Often at the conclusion of legal proceedings, a Court or Tribunal usually determines the question of who is entitled to their "costs". Costs refer to the legal expenses incurred by each party to a proceeding and includes disbursements such as such as filing and expert fees.
The general common law position is that the unsuccessful party is ordered to pay part of the costs of the successful party.
The starting position in the New South Wales Civil and Administrative Tribunal (NCAT) is different.
Section 60(1) of the Civil and Administrative Tribunal Act 2013 (NSW) (the Act), states that each party to a proceeding, is to pay their own costs, regardless of the outcome as a general rule. However, there are circumstances where this position can be changed.
NCAT has the discretion to consider the existence of any special circumstances which may warrant making an order for costs in favour of a party.
In determining whether there are special circumstances, NCAT may have regard to the following:
- whether a party has conducted the proceedings in a way that unnecessarily disadvantaged another party to the proceeding;
- whether a party has been responsible for unreasonably prolonging the time taken to ?nalise a proceeding;
- the relative strengths of the claims made by each of the parties, including whether the claim had a tenable basis in fact or law;
- the nature and complexity of proceedings;
- whether the proceedings were frivolous or vexatious;
- whether a party has refused or failed to comply with the duty imposed by section 36(3); and,
- any other matter that the tribunal considers relevant.
Consumer and Commercial Division
Notwithstanding section 60 of the Act, the position is again di?erent if you are in NCAT's Consumer and Commercial Division.
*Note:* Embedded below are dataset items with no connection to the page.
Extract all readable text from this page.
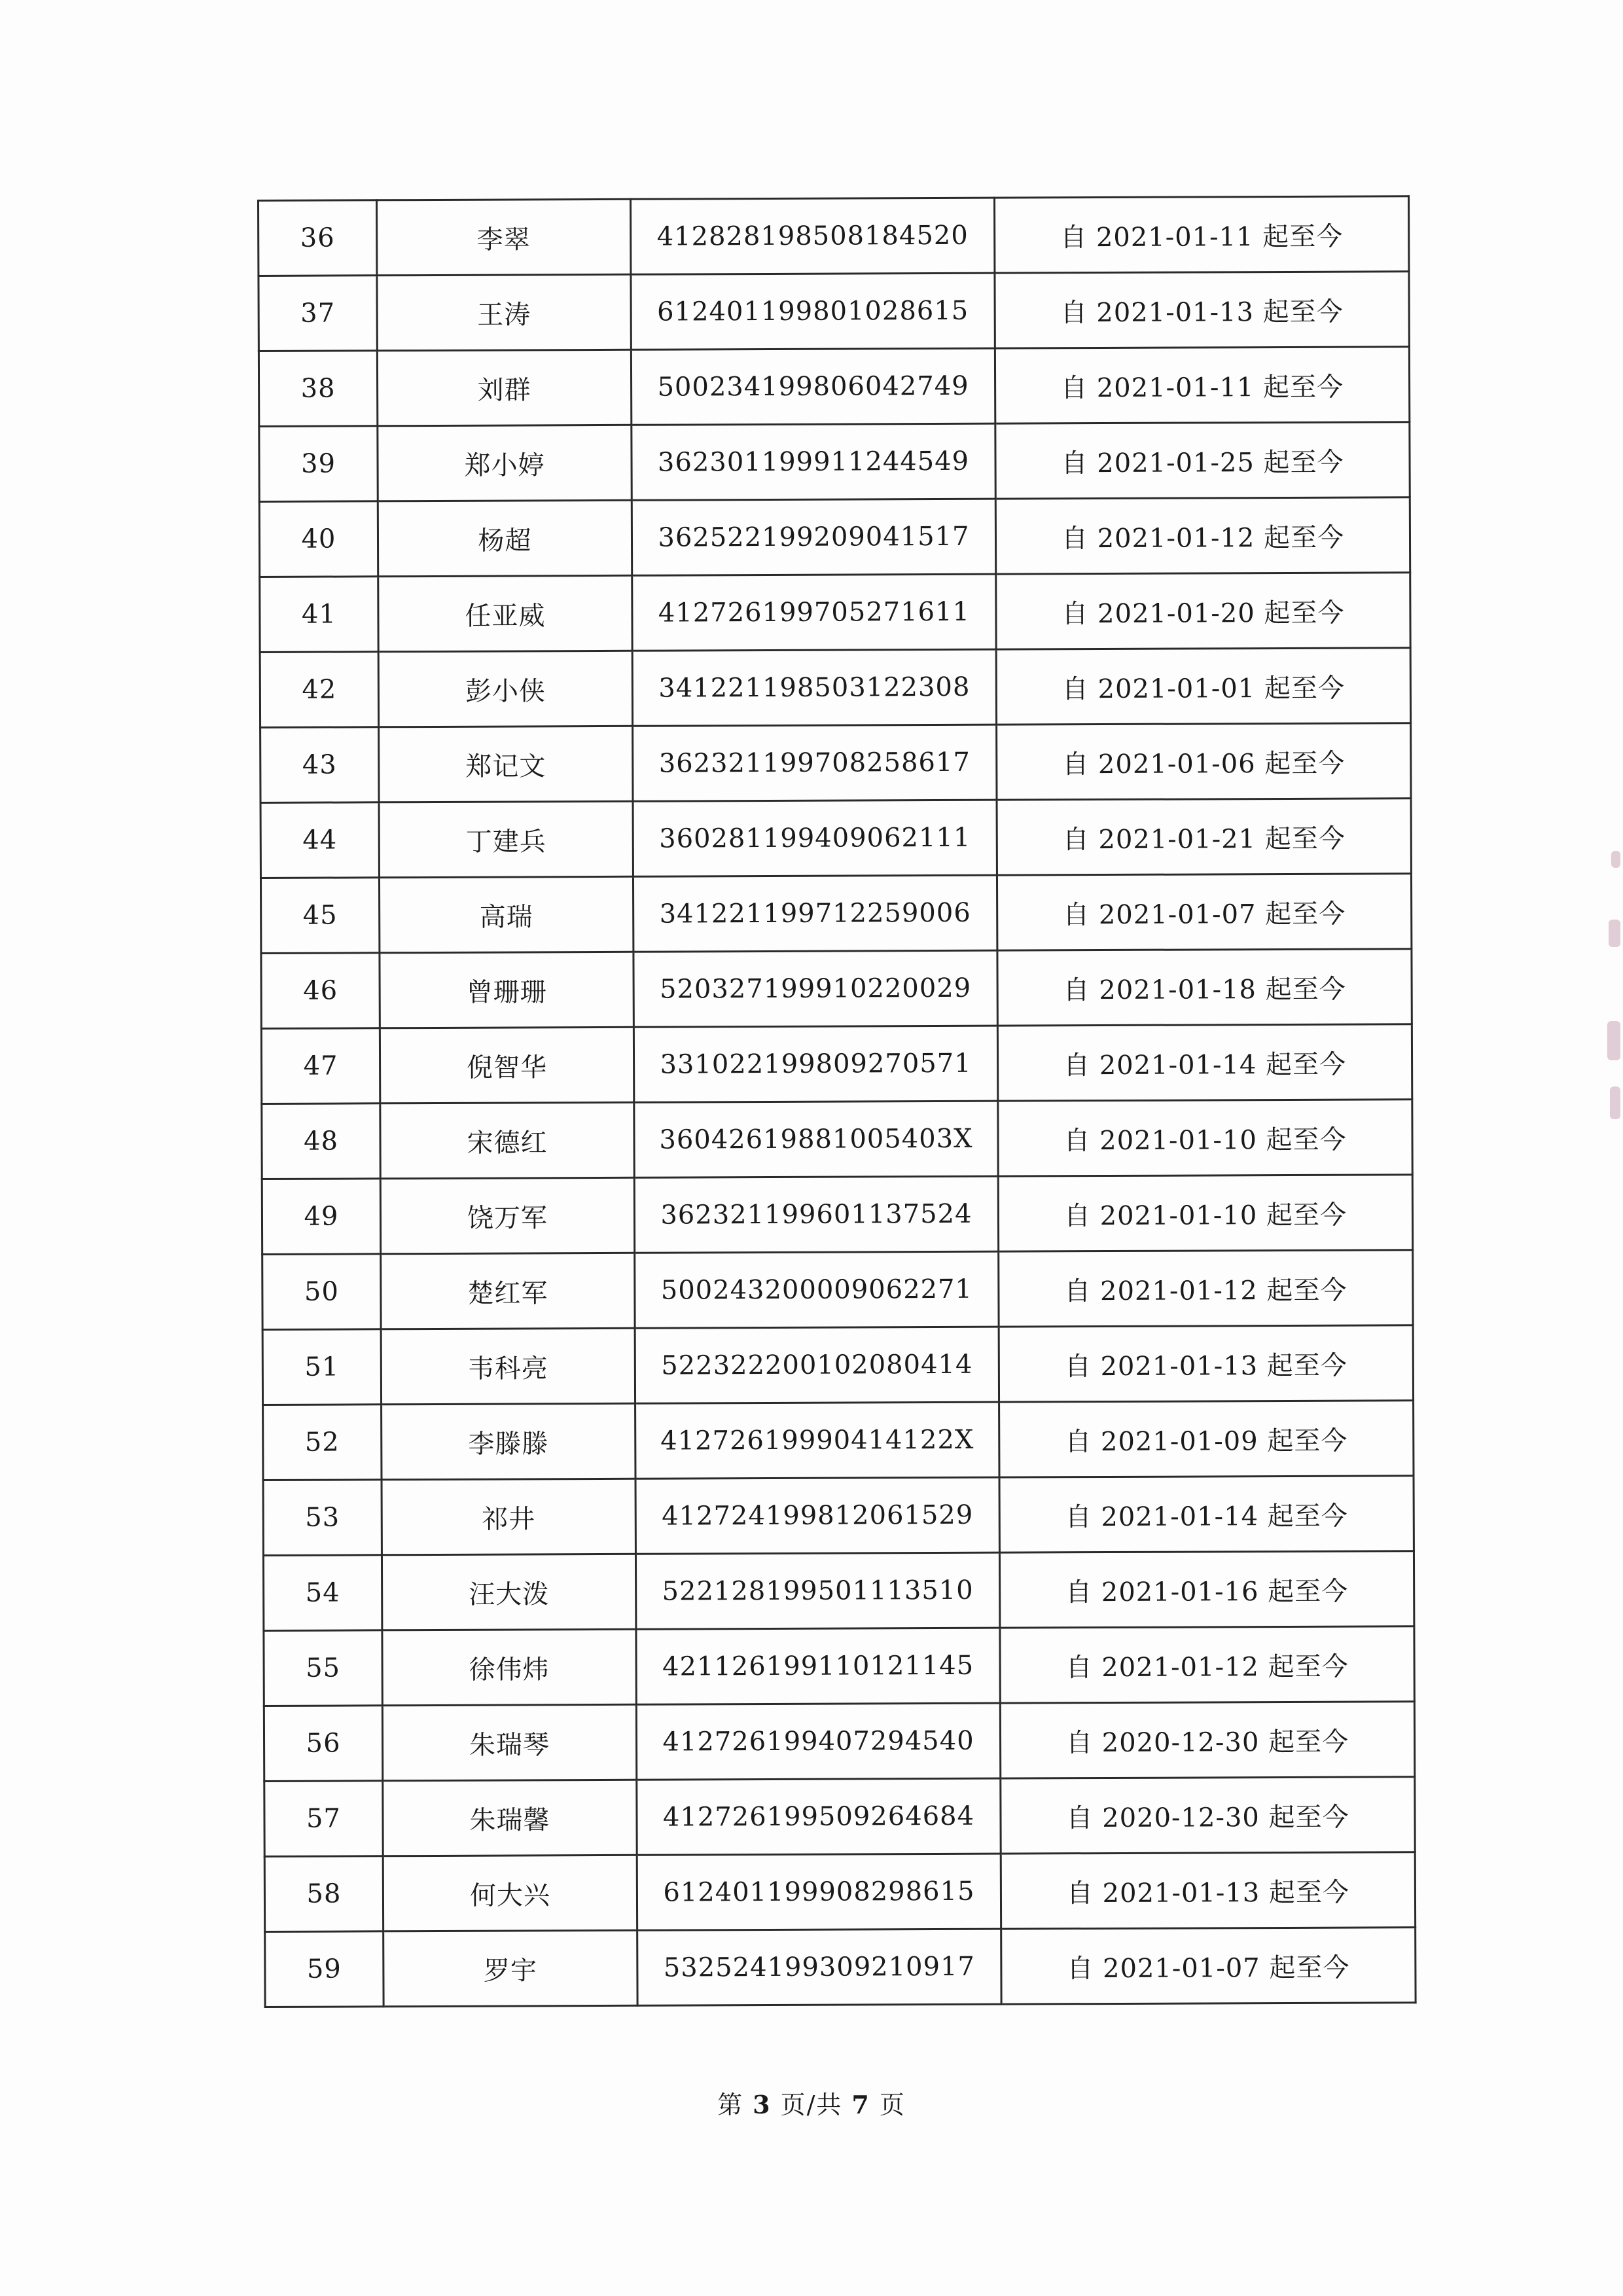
36	李翠	412828198508184520	自 2021-01-11 起至今
37	王涛	612401199801028615	自 2021-01-13 起至今
38	刘群	500234199806042749	自 2021-01-11 起至今
39	郑小婷	362301199911244549	自 2021-01-25 起至今
40	杨超	362522199209041517	自 2021-01-12 起至今
41	任亚威	412726199705271611	自 2021-01-20 起至今
42	彭小侠	341221198503122308	自 2021-01-01 起至今
43	郑记文	362321199708258617	自 2021-01-06 起至今
44	丁建兵	360281199409062111	自 2021-01-21 起至今
45	高瑞	341221199712259006	自 2021-01-07 起至今
46	曾珊珊	520327199910220029	自 2021-01-18 起至今
47	倪智华	331022199809270571	自 2021-01-14 起至今
48	宋德红	36042619881005403X	自 2021-01-10 起至今
49	饶万军	362321199601137524	自 2021-01-10 起至今
50	楚红军	500243200009062271	自 2021-01-12 起至今
51	韦科亮	522322200102080414	自 2021-01-13 起至今
52	李滕滕	41272619990414122X	自 2021-01-09 起至今
53	祁井	412724199812061529	自 2021-01-14 起至今
54	汪大泼	522128199501113510	自 2021-01-16 起至今
55	徐伟炜	421126199110121145	自 2021-01-12 起至今
56	朱瑞琴	412726199407294540	自 2020-12-30 起至今
57	朱瑞馨	412726199509264684	自 2020-12-30 起至今
58	何大兴	612401199908298615	自 2021-01-13 起至今
59	罗宇	532524199309210917	自 2021-01-07 起至今
第 3 页/共 7 页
Pursuant to rule 38 of the Civil and Administrative Tribunal Rules 2014 (NSW), costs may be awarded in the consumer and commercial division, in the absence of any special circumstances.
An order for costs may be made in circumstances where the amount claimed or in dispute in the proceedings is more than $30,000.
Ultimately, if you are a party to a proceeding in NCAT, you will generally be expected to pay your own costs, however there may be scope to seek an order for costs subject to the above.
The content of this article is intended to provide a general guide to the subject matter. Specialist advice should be sought about your specific circumstances.